Visitors can’t help but notice that a piece of the Cleveland wedding cake appears to be missing. Legend has it that a Cub Scout nibbled it off on a dare sometime in the 1950s.
Up in Smoke
Husband-and-wife teams own and operate nearly 4 million businesses in America. The ones that succeed bring the same commitment and uniﬁed vision to their business as they do to their marriage. That was the plan for Angie’s Bridgeton Grill, one of a handful of landmark diners manufactured by the Paterson Vehicle Company. Andy and Brenda Webster, a Cedarville couple, bought the popular 44-seat eatery and went to work serving up homemade fare to the breakfast and lunch crowd.
In the fall of 2012, a ﬁre ripped through the kitchen, destroying Angie’s, which was a Bridgeton landmark. “I don’t know what to say,” a distraught Andy told reporters the next morning. “The police came to my house last night and woke me up.”
A couple of years later Andy and his wife had plenty to say. They admitted in court to having started the ﬁre. Their business had hit a rough patch and the insurance money was just too tempting. Late one night they doused a pile of newspapers and menus with a can of gasoline and lit it.
The gas fumes ignited and burned Angie, so it didn’t take a genius to ﬁgure out who had set the blaze. They were scheduled to be sentenced in May 2015.
The Casper Syndrome
In 2012, Josue Chinchilla and his ﬁancée, Michele Callan, sued their Toms River landlord for $2,250 after ﬂeeing from their rental home a week after moving in. During that time, they claimed, doors creaked and slammed, clothing ﬂew out of closets and strange noises came out of the ﬂoor vents.
The ranch house, located on the corner of Terrace and Lowell Avenues, was apparently haunted. The couple even went so far as to hire a paranormal investigative company, which found evidence of “an active or intelligent haunting.”

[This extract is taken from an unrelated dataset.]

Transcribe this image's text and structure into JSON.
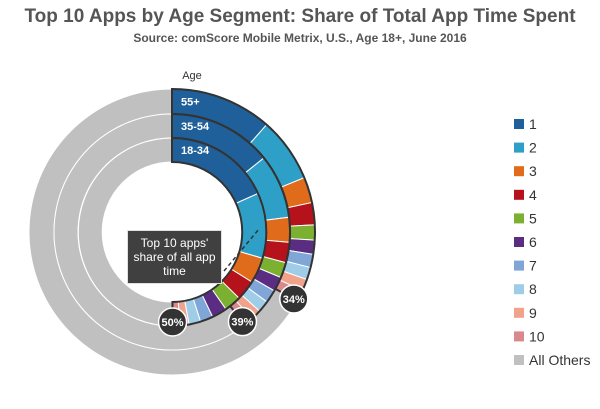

The landlord, Dr. Richard Lopez, countersued Michele and Josue for breaking their lease. According to Lopez, the only thing that spooked the couple was paying the rent.
Brick Township has produced some pretty impressive young people over the years, including hockey star Jim Dowd, baseball legend Hank Borowy and actress Kirsten Dunst. Among the most memorable is Ed Mallue, a two-time Ocean County Soccer Player of the Year who earned All-America honors at the U.S. Military Academy, served in Afghanistan and rose to the rank of captain.
The love of Ed Mallue’s life, Natalie Heimel, is also an Army captain. Both are stationed in Hawaii and, last December, they scheduled their wedding on the 16th hole of the Kaneohe Klipper Golf Course. At least, that was the plan.
A certain Commander-in-Chief was also in Hawaii, with plans to play a round on the same golf course at the same time. Ed and Natalie were forced by Secret Service agents to move their wedding at the last minute so President Obama could play through.
He called them later to apologize. “I feel terrible, nobody told us,” he said. “We would have skipped the 16th hole.”
The news wasn’t all bad. The ceremony and reception were moved to the lawn of their commanding ofﬁcer—which was actually a nicer location.